Painting by Hippolyte Flandrin

Pietà is an oil painting on canvas by French artist Hippolyte Flandrin, created c. 1842. It is held at the Museum of Fine Arts of Lyon.

==History and description==
Flandrin was a devout Roman Catholic and dedicated a large part of his work to religiously inspired painting. This depiction of large dimensions of the dead Jesus in the tomb is rather unusual and original for his time. It is believed that this work was inspired by the recent death of his brother Auguste Flandrin (1804–1842), who was also a painter, and that the face of Jesus in the painting was inspired by his.

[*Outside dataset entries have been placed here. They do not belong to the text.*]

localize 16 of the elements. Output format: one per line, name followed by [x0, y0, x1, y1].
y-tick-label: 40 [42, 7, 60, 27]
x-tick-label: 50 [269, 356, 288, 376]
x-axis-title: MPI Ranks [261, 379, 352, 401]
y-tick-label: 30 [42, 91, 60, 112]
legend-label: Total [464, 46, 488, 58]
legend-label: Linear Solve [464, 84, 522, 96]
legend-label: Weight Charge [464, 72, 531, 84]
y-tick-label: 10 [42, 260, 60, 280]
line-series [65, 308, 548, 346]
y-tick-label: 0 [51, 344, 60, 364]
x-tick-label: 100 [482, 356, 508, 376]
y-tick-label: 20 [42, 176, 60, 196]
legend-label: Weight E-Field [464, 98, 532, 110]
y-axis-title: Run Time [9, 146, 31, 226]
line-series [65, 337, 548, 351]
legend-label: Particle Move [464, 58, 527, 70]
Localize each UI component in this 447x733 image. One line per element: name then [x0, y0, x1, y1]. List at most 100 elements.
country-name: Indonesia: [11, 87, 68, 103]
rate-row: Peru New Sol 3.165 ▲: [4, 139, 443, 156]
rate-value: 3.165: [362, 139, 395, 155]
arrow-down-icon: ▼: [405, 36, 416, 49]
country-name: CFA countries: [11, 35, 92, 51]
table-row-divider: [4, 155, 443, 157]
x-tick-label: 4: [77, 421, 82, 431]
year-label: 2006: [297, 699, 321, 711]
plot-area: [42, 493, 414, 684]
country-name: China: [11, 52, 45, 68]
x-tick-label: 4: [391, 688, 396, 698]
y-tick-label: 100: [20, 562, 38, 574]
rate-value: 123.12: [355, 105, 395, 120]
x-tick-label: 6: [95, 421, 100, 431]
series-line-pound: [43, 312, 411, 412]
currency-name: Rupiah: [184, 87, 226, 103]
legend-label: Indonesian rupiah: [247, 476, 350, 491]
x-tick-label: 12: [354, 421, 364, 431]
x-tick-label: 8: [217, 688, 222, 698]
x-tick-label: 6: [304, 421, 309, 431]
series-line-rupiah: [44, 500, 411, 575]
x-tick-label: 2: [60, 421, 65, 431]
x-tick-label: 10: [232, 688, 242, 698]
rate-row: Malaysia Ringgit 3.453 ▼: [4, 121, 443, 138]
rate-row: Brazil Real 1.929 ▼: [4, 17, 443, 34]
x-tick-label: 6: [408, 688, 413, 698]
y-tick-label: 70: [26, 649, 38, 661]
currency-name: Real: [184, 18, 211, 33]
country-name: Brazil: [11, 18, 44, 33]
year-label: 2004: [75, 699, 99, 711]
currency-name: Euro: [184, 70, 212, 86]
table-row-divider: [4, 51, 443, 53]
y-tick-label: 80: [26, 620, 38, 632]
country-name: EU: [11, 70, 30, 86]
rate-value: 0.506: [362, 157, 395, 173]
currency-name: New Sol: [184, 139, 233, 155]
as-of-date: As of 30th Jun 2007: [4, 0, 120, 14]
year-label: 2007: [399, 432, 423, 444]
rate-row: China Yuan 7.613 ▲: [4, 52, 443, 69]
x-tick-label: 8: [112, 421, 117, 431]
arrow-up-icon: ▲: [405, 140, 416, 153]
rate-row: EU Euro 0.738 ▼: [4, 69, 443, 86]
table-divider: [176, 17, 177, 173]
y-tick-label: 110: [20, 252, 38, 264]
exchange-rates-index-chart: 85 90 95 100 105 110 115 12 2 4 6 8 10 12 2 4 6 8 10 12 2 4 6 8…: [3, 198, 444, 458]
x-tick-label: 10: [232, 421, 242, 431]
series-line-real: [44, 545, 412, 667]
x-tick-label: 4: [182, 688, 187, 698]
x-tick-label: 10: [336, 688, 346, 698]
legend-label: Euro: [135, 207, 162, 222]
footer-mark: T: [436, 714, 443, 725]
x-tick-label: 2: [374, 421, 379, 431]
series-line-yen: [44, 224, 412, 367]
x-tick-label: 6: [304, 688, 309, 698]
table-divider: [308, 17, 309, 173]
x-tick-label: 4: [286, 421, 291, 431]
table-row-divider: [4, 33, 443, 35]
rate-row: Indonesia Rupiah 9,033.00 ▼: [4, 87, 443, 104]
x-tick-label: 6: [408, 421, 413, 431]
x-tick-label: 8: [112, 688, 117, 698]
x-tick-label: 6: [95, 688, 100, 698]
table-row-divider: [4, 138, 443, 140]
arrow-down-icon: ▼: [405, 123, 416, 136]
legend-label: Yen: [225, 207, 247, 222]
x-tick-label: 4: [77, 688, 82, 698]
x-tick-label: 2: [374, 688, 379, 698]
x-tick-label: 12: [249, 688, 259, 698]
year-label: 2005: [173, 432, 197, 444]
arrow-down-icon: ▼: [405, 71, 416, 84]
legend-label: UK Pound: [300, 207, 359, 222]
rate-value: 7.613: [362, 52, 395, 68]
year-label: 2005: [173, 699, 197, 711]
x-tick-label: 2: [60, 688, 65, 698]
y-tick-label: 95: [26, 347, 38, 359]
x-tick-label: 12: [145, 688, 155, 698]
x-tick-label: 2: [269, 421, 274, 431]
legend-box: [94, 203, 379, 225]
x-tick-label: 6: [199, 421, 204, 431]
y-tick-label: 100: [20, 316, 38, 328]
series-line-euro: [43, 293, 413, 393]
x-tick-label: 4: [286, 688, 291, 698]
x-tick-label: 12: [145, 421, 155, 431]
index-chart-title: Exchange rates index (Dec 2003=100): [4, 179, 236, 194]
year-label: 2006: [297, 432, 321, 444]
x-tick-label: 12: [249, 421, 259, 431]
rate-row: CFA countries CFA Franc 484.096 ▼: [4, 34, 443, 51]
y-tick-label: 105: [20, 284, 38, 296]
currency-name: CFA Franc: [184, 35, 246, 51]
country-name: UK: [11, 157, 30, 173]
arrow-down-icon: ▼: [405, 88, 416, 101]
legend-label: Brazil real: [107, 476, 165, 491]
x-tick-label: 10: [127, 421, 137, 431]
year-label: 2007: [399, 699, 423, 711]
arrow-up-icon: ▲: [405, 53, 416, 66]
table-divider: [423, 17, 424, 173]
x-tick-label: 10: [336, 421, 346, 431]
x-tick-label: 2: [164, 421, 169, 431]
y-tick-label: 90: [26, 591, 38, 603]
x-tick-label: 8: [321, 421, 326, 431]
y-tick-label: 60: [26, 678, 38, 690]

Jesus appears totally naked in the tomb, lying in a white shroud, with the background of a desertic and enigmatic landscape. Only one other figure is visible in the painting, a woman, dressed in black. The female figure is traditionally identified with the Virgin Mary, but despite her clothing matching her traditional depiction, except for the entirely black colour, in this case her facial features are not visible, which gives an even more disturbing element to the painting. The background is almost entirely dark, except for the light on the horizon. The corpse of Jesus appears illuminated from above, which makes a contrast with the figure in black that stares at Him.

It has been speculated that the woman dressed in black is a symbol of death, which would relate it to the recent death of Flandrin's older brother. It has been also claimed that the painting questions the traditional Christian belief in Jesus's resurrection, which seems unlikely because Flandrin was a devout Catholic.